Fig 1.
Schematic diagram of this study.
Table 1.
Performance evaluation of different machine-learning models by ten-fold cross-validation.
Fig 2.
Performance of different semi-supervised models based on the independent testing gene set.
(A) The area under the receiver operating characteristic curve (AUROC) for four semi-supervised models. (B) The area under the precision-recall curve (AUPRC) for four semi-supervised models. (C) The AUROC for four deep semi-supervised-learning models. (D) The AUPRC for four deep semi-supervised-learning models. The FlexMatch model fails to capture patterns in the omic data, producing predictions no better than random chance, a consequence of fundamental failures in its pseudo-labeling mechanism.
Fig 3.
UpSet plot showing the overlap between the identified cER genes with the cancer genes from different databases.
Upset plot diagram shows the intersection of the six cancer gene sets and the identified cER genes. Vertical bars (indicated by the black dots joined by black lines) represent the number of genes in the different combinations of cancer gene sets. Horizontal bars represent the number of genes in the different cancer gene sets.
Fig 4.
The Circos plot displays the predicted cancer-specific cER genes across 18 cancer types.
The predicted cER genes are highlighted in red, and the outermost ring contains the corresponding gene symbols.
Fig 5.
Evaluation of CASER-predicted cERs by gene set enrichment analysis.

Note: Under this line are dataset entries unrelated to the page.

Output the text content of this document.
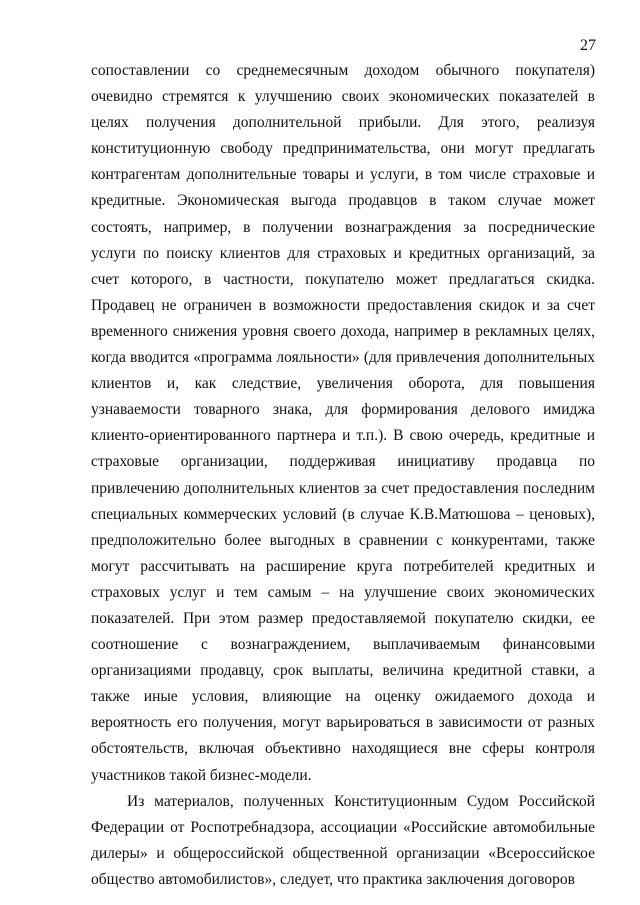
27

сопоставлении со среднемесячным доходом обычного покупателя) очевидно стремятся к улучшению своих экономических показателей в целях получения дополнительной прибыли. Для этого, реализуя конституционную свободу предпринимательства, они могут предлагать контрагентам дополнительные товары и услуги, в том числе страховые и кредитные. Экономическая выгода продавцов в таком случае может состоять, например, в получении вознаграждения за посреднические услуги по поиску клиентов для страховых и кредитных организаций, за счет которого, в частности, покупателю может предлагаться скидка. Продавец не ограничен в возможности предоставления скидок и за счет временного снижения уровня своего дохода, например в рекламных целях, когда вводится «программа лояльности» (для привлечения дополнительных клиентов и, как следствие, увеличения оборота, для повышения узнаваемости товарного знака, для формирования делового имиджа клиенто-ориентированного партнера и т.п.). В свою очередь, кредитные и страховые организации, поддерживая инициативу продавца по привлечению дополнительных клиентов за счет предоставления последним специальных коммерческих условий (в случае К.В.Матюшова – ценовых), предположительно более выгодных в сравнении с конкурентами, также могут рассчитывать на расширение круга потребителей кредитных и страховых услуг и тем самым – на улучшение своих экономических показателей. При этом размер предоставляемой покупателю скидки, ее соотношение с вознаграждением, выплачиваемым финансовыми организациями продавцу, срок выплаты, величина кредитной ставки, а также иные условия, влияющие на оценку ожидаемого дохода и вероятность его получения, могут варьироваться в зависимости от разных обстоятельств, включая объективно находящиеся вне сферы контроля участников такой бизнес-модели.

Из материалов, полученных Конституционным Судом Российской Федерации от Роспотребнадзора, ассоциации «Российские автомобильные дилеры» и общероссийской общественной организации «Всероссийское общество автомобилистов», следует, что практика заключения договоров
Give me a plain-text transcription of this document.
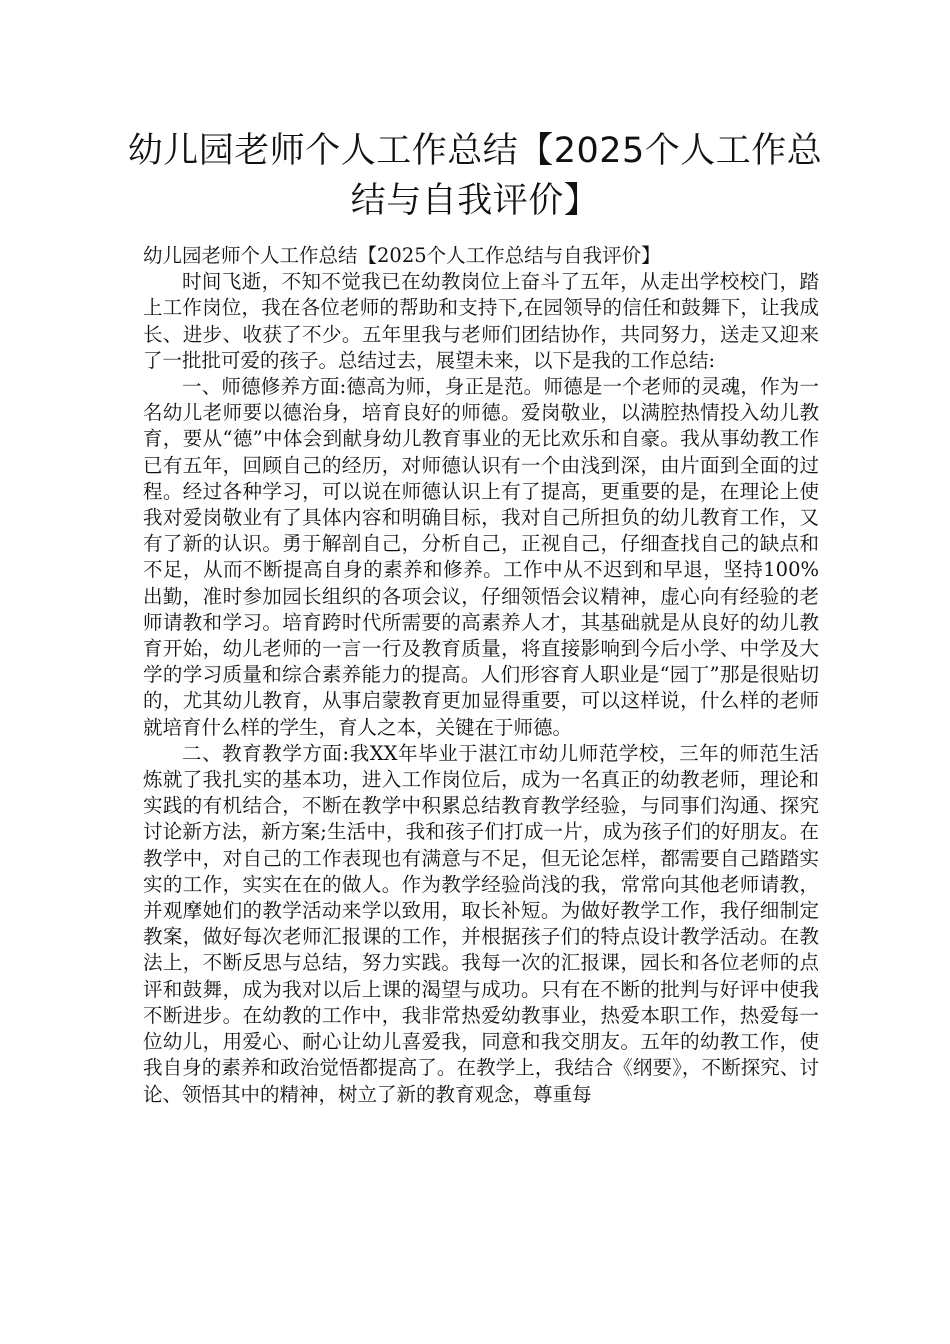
幼儿园老师个人工作总结【2025个人工作总结与自我评价】

幼儿园老师个人工作总结【2025个人工作总结与自我评价】

时间飞逝，不知不觉我已在幼教岗位上奋斗了五年，从走出学校校门，踏上工作岗位，我在各位老师的帮助和支持下,在园领导的信任和鼓舞下，让我成长、进步、收获了不少。五年里我与老师们团结协作，共同努力，送走又迎来了一批批可爱的孩子。总结过去，展望未来，以下是我的工作总结:

一、师德修养方面:德高为师，身正是范。师德是一个老师的灵魂，作为一名幼儿老师要以德治身，培育良好的师德。爱岗敬业，以满腔热情投入幼儿教育，要从“德”中体会到献身幼儿教育事业的无比欢乐和自豪。我从事幼教工作已有五年，回顾自己的经历，对师德认识有一个由浅到深，由片面到全面的过程。经过各种学习，可以说在师德认识上有了提高，更重要的是，在理论上使我对爱岗敬业有了具体内容和明确目标，我对自己所担负的幼儿教育工作，又有了新的认识。勇于解剖自己，分析自己，正视自己，仔细查找自己的缺点和不足，从而不断提高自身的素养和修养。工作中从不迟到和早退，坚持100%出勤，准时参加园长组织的各项会议，仔细领悟会议精神，虚心向有经验的老师请教和学习。培育跨时代所需要的高素养人才，其基础就是从良好的幼儿教育开始，幼儿老师的一言一行及教育质量，将直接影响到今后小学、中学及大学的学习质量和综合素养能力的提高。人们形容育人职业是“园丁”那是很贴切的，尤其幼儿教育，从事启蒙教育更加显得重要，可以这样说，什么样的老师就培育什么样的学生，育人之本，关键在于师德。

二、教育教学方面:我XX年毕业于湛江市幼儿师范学校，三年的师范生活炼就了我扎实的基本功，进入工作岗位后，成为一名真正的幼教老师，理论和实践的有机结合，不断在教学中积累总结教育教学经验，与同事们沟通、探究讨论新方法，新方案;生活中，我和孩子们打成一片，成为孩子们的好朋友。在教学中，对自己的工作表现也有满意与不足，但无论怎样，都需要自己踏踏实实的工作，实实在在的做人。作为教学经验尚浅的我，常常向其他老师请教，并观摩她们的教学活动来学以致用，取长补短。为做好教学工作，我仔细制定教案，做好每次老师汇报课的工作，并根据孩子们的特点设计教学活动。在教法上，不断反思与总结，努力实践。我每一次的汇报课，园长和各位老师的点评和鼓舞，成为我对以后上课的渴望与成功。只有在不断的批判与好评中使我不断进步。在幼教的工作中，我非常热爱幼教事业，热爱本职工作，热爱每一位幼儿，用爱心、耐心让幼儿喜爱我，同意和我交朋友。五年的幼教工作，使我自身的素养和政治觉悟都提高了。在教学上，我结合《纲要》，不断探究、讨论、领悟其中的精神，树立了新的教育观念，尊重每
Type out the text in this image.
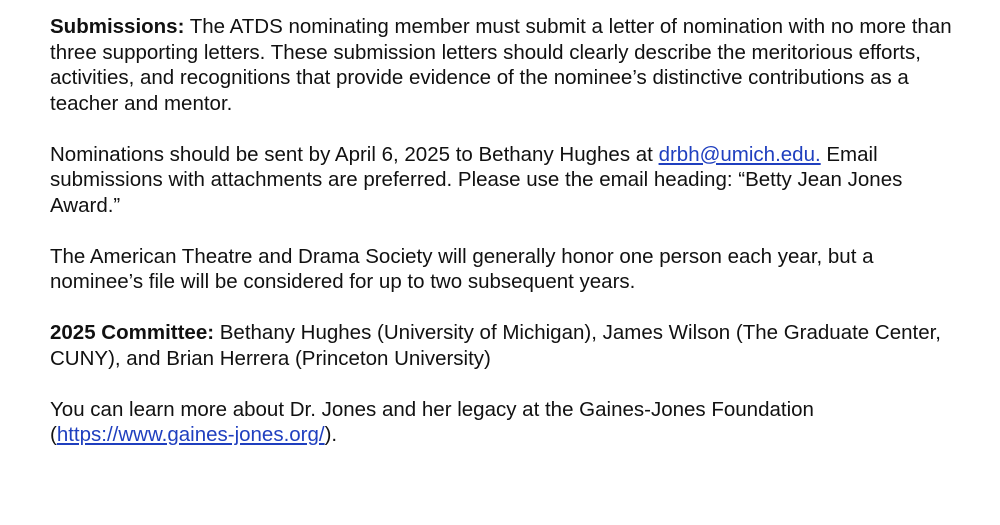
Submissions: The ATDS nominating member must submit a letter of nomination with no more than three supporting letters. These submission letters should clearly describe the meritorious efforts, activities, and recognitions that provide evidence of the nominee’s distinctive contributions as a teacher and mentor.

Nominations should be sent by April 6, 2025 to Bethany Hughes at drbh@umich.edu. Email submissions with attachments are preferred. Please use the email heading: “Betty Jean Jones Award.”

The American Theatre and Drama Society will generally honor one person each year, but a nominee’s file will be considered for up to two subsequent years.

2025 Committee: Bethany Hughes (University of Michigan), James Wilson (The Graduate Center, CUNY), and Brian Herrera (Princeton University)

You can learn more about Dr. Jones and her legacy at the Gaines-Jones Foundation (https://www.gaines-jones.org/).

(A) Network visualization of the enriched pathways based on the gene set enrichment analysis results of GOBP pathways. Node represents a specific GOBP pathway, and edges represents numbers of shared genes. The size of nodes corresponds to the number of genes in that pathway, while the color gradient represents the -log10 adjusted p-value, with darker red colors indicating higher pathway enrichment. (B) KEGG pathway and (C) DisGeNET gene set enrichment results for the predicted cERs (including known and predicted novel cERs), unpredicted cERs and NGs. Terms with adjusted P-values < 0.01 are shown.
Fig 6.
Evaluation of the identified cERs by a published ER CRISPR-screen dataset and the DepMap gene essentiality screen dataset.
The robust rank aggregation (RRA) scores of negative selections are shown for different gene sets in (A) LNCaP and (B) MDA-MB-231 cells. The Chronos dependency scores are shown for different gene sets in (C) LNCaP and (D) TNBC cancer cell. The RRA scores of negative selection were calculated using MAGeCK. The higher -log10(RRA) values indicate a greater effect on cell survival after gene knockdown. The lower DEMETER and Chronos score indicate a greater effect on cell survival after gene knockdown. The genes in this analysis are both cancer genes and ERGs. Non-cancer ERs refer to the ER genes that are also neutral genes. P-value is calculated by Wilcoxon rank-sum one-tailed test.
Fig 7.
Investigation of six candidate cER genes in affecting the proliferation of cancer cell lines.
(A) Six predicted cER genes were investigated in SK-mel-2 cell line (n = 4). (B) Six predicted cER genes were investigated in Caki-1 cell line (n = 4). Statistical analysis was performed between si-NC and si-Genes. P-values are calculated by One-way analysis of variance followed by Dunnett’s corrections and indicated by star symbols, *, P < 0.05; **, P < 0.01; ***, P < 0.001; ****, P < 0.0001; ns, P > 0.05.